La jeune fille leva les yeux sur ce cavalier singulier, et ne put s’empêcher de sourire en voyant le costume du vieux bonhomme, qui ressemblait à un Colin d’opéra-comique.

– Mais, monsieur, répondit-elle d’une voix douce, je ne sais pas danser.

– Vous ne savez pas danser!… fit le bonhomme. Ah! ciel! c’est prodigieux… mais moi, j’ai su danser avant de savoir lire.

– Du moins, je ne sais pas danser comme on danse aujourd’hui, répondit la jeune fille.

– Oh! ni moi… répliqua le vieillard, ni moi… On va un peu plus loin, en effet, aujourd’hui… ce sont presque des tours de force… Cependant je n’ai pas oublié les figures… dit-il; et sur cet air qu’on joue en ce moment, je suis sûr de me tirer d’affaire… Si vous voulez que nous essayions… fit le bonhomme Jadis en revenant à la charge.

– Oh! non merci, monsieur… dit la demoiselle. Je ne suis pas venue dans l’intention de danser. Je suis entrée ici par curiosité… un moment… parce que c’était sur mon chemin… Je n’ai pas l’habitude d’aller au bal… Merci…

– Cependant… fit le bonhomme en insistant, sur cet air-là, qui est si joli… Écoutez-donc… Tra deri, deri dera. Hein! Comme c’est gai… deri, dera… Ça ne vous donne pas envie? ajouta-t-il en battant fort prestement un entrechat.

– Merci, monsieur, merci, répondit la jeune fille en se cachant la figure pour ne pas rire. – D’ailleurs il va pleuvoir, dit-elle.

En effet, le ciel s’était chargé, l’air était lourd, le ciel se coupait d’éclairs par intervalles; et le quadrille était à peine commencé, qu’une grosse pluie vint disperser les danseurs, qui se réfugièrent dans le café, où il n’y eut bientôt plus assez de place.

Pendant le dialogue de son vieux voisin avec la jeune fille, Octave s’était tenu à quelque distance. Mais quand l’orage avait éclaté, il s’approcha du bonhomme Jadis et lui dit:

– Il faut nous retirer. Il est tard, d’ailleurs.

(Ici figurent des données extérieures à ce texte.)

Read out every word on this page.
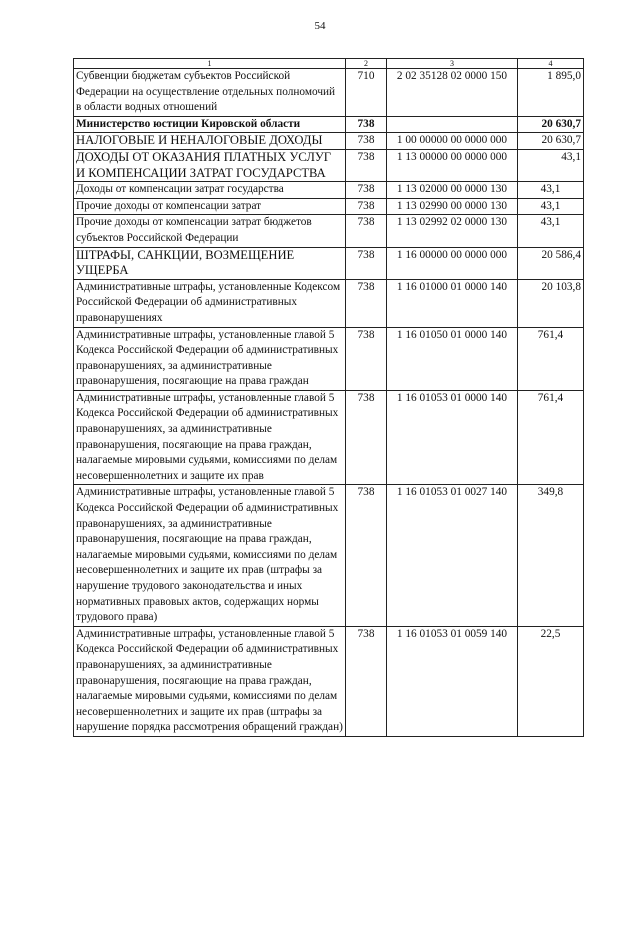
54
1	2	3	4
Субвенции бюджетам субъектов Российской Федерации на осуществление отдельных полномочий в области водных отношений	710	2 02 35128 02 0000 150	1 895,0
Министерство юстиции Кировской области	738		20 630,7
НАЛОГОВЫЕ И НЕНАЛОГОВЫЕ ДОХОДЫ	738	1 00 00000 00 0000 000	20 630,7
ДОХОДЫ ОТ ОКАЗАНИЯ ПЛАТНЫХ УСЛУГ И КОМПЕНСАЦИИ ЗАТРАТ ГОСУДАРСТВА	738	1 13 00000 00 0000 000	43,1
Доходы от компенсации затрат государства	738	1 13 02000 00 0000 130	43,1
Прочие доходы от компенсации затрат	738	1 13 02990 00 0000 130	43,1
Прочие доходы от компенсации затрат бюджетов субъектов Российской Федерации	738	1 13 02992 02 0000 130	43,1
ШТРАФЫ, САНКЦИИ, ВОЗМЕЩЕНИЕ УЩЕРБА	738	1 16 00000 00 0000 000	20 586,4
Административные штрафы, установленные Кодексом Российской Федерации об административных правонарушениях	738	1 16 01000 01 0000 140	20 103,8
Административные штрафы, установленные главой 5 Кодекса Российской Федерации об административных правонарушениях, за административные правонарушения, посягающие на права граждан	738	1 16 01050 01 0000 140	761,4
Административные штрафы, установленные главой 5 Кодекса Российской Федерации об административных правонарушениях, за административные правонарушения, посягающие на права граждан, налагаемые мировыми судьями, комиссиями по делам несовершеннолетних и защите их прав	738	1 16 01053 01 0000 140	761,4
Административные штрафы, установленные главой 5 Кодекса Российской Федерации об административных правонарушениях, за административные правонарушения, посягающие на права граждан, налагаемые мировыми судьями, комиссиями по делам несовершеннолетних и защите их прав (штрафы за нарушение трудового законодательства и иных нормативных правовых актов, содержащих нормы трудового права)	738	1 16 01053 01 0027 140	349,8
Административные штрафы, установленные главой 5 Кодекса Российской Федерации об административных правонарушениях, за административные правонарушения, посягающие на права граждан, налагаемые мировыми судьями, комиссиями по делам несовершеннолетних и защите их прав (штрафы за нарушение порядка рассмотрения обращений граждан)	738	1 16 01053 01 0059 140	22,5
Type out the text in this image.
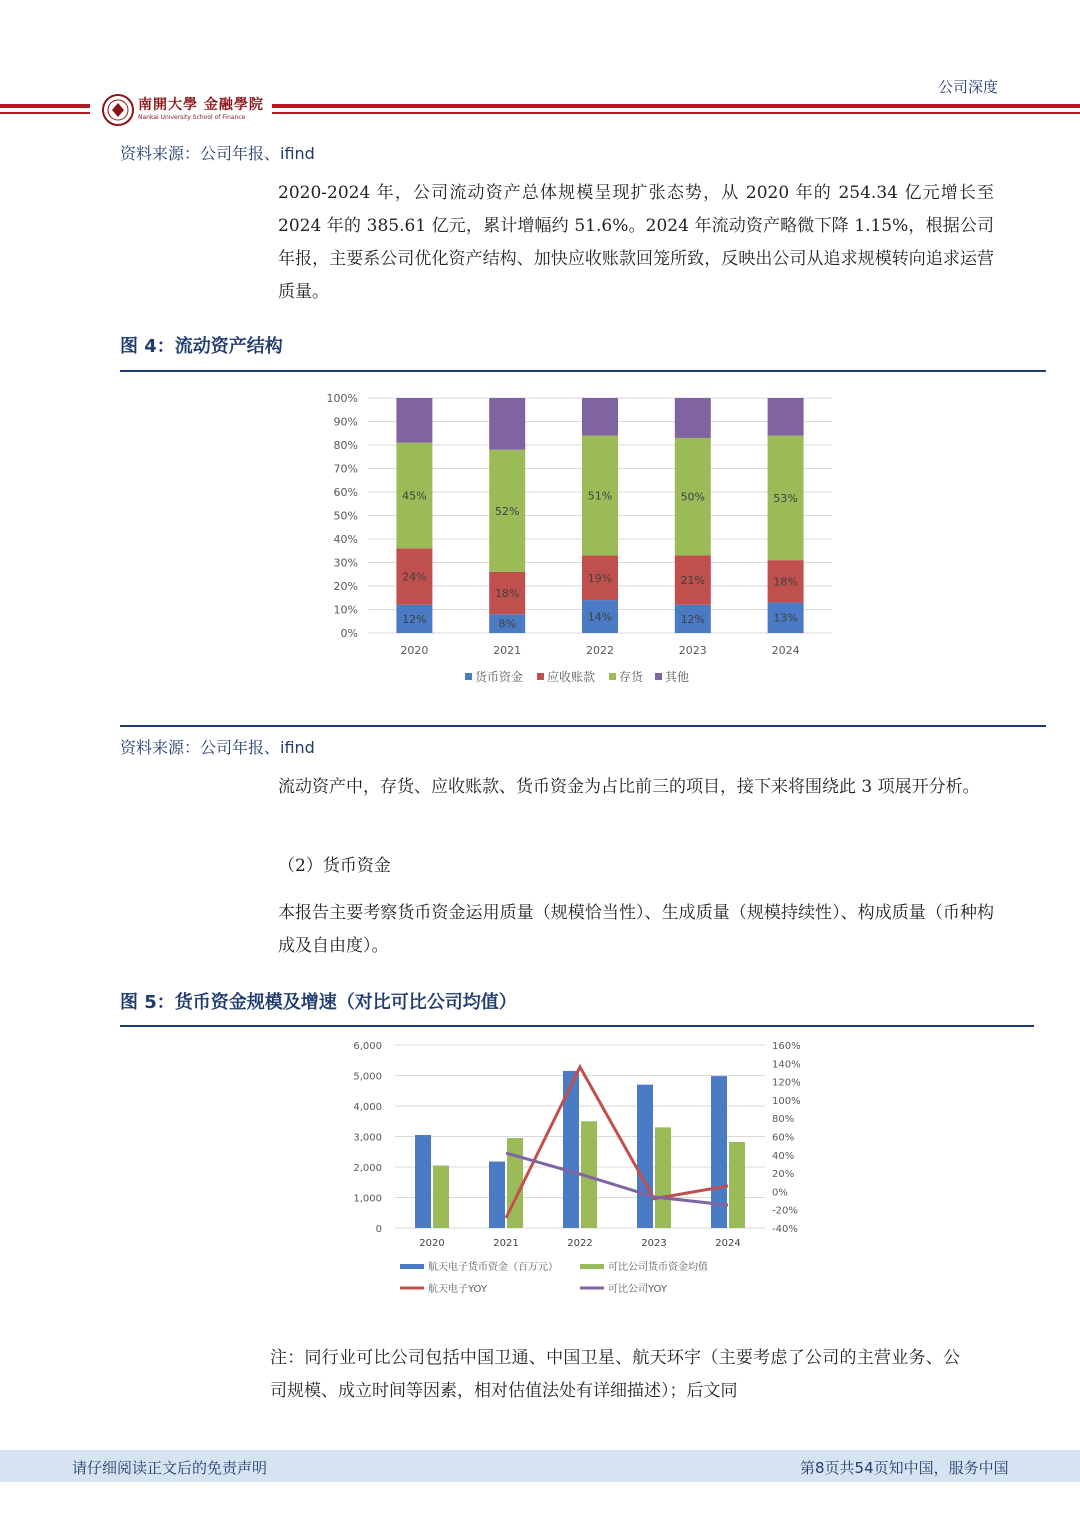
公司深度
南開大學 金融學院
Nankai University School of Finance
资料来源：公司年报、ifind
2020-2024 年，公司流动资产总体规模呈现扩张态势，从 2020 年的 254.34 亿元增长至 2024 年的 385.61 亿元，累计增幅约 51.6%。2024 年流动资产略微下降 1.15%，根据公司年报，主要系公司优化资产结构、加快应收账款回笼所致，反映出公司从追求规模转向追求运营质量。
图 4：流动资产结构
0%
10%
20%
30%
40%
50%
60%
70%
80%
90%
100%
12%
24%
45%
2020
8%
18%
52%
2021
14%
19%
51%
2022
12%
21%
50%
2023
13%
18%
53%
2024
货币资金 应收账款 存货 其他
资料来源：公司年报、ifind
流动资产中，存货、应收账款、货币资金为占比前三的项目，接下来将围绕此 3 项展开分析。
（2）货币资金
本报告主要考察货币资金运用质量（规模恰当性）、生成质量（规模持续性）、构成质量（币种构成及自由度）。
图 5：货币资金规模及增速（对比可比公司均值）
0
1,000
2,000
3,000
4,000
5,000
6,000
-40%
-20%
0%
20%
40%
60%
80%
100%
120%
140%
160%
2020	2021	2022	2023	2024
航天电子货币资金（百万元）	可比公司货币资金均值
航天电子YOY	可比公司YOY
注：同行业可比公司包括中国卫通、中国卫星、航天环宇（主要考虑了公司的主营业务、公司规模、成立时间等因素，相对估值法处有详细描述）；后文同
请仔细阅读正文后的免责声明	第8页共54页知中国，服务中国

– Où diable voulez-vous que nous allions, dit le vieillard, par ce temps affreux? Un vrai déluge! Il faut entrer quelque part… prendre quelque chose. Nous ne pouvons pas rester là. Voilà déjà que je ressemble à une éponge… – Ah! mon dieu! fit-il en se retournant vers la jeune fille… Mais vous, mademoiselle, vous ne pouvez pas rester dehors… Vous allez gâter votre jolie toilette. Venez avec nous vous mettre un instant à l’abri.

– Merci, monsieur, dit-elle, je vais m’en aller… je prendrai une voiture… je ne demeure pas loin d’ailleurs, rue Rochechouart… c’est à côté…

Et, mal abritée sous un petit acacia faisant dôme, elle regardait tristement la pluie qui commençait à mouiller sa robe.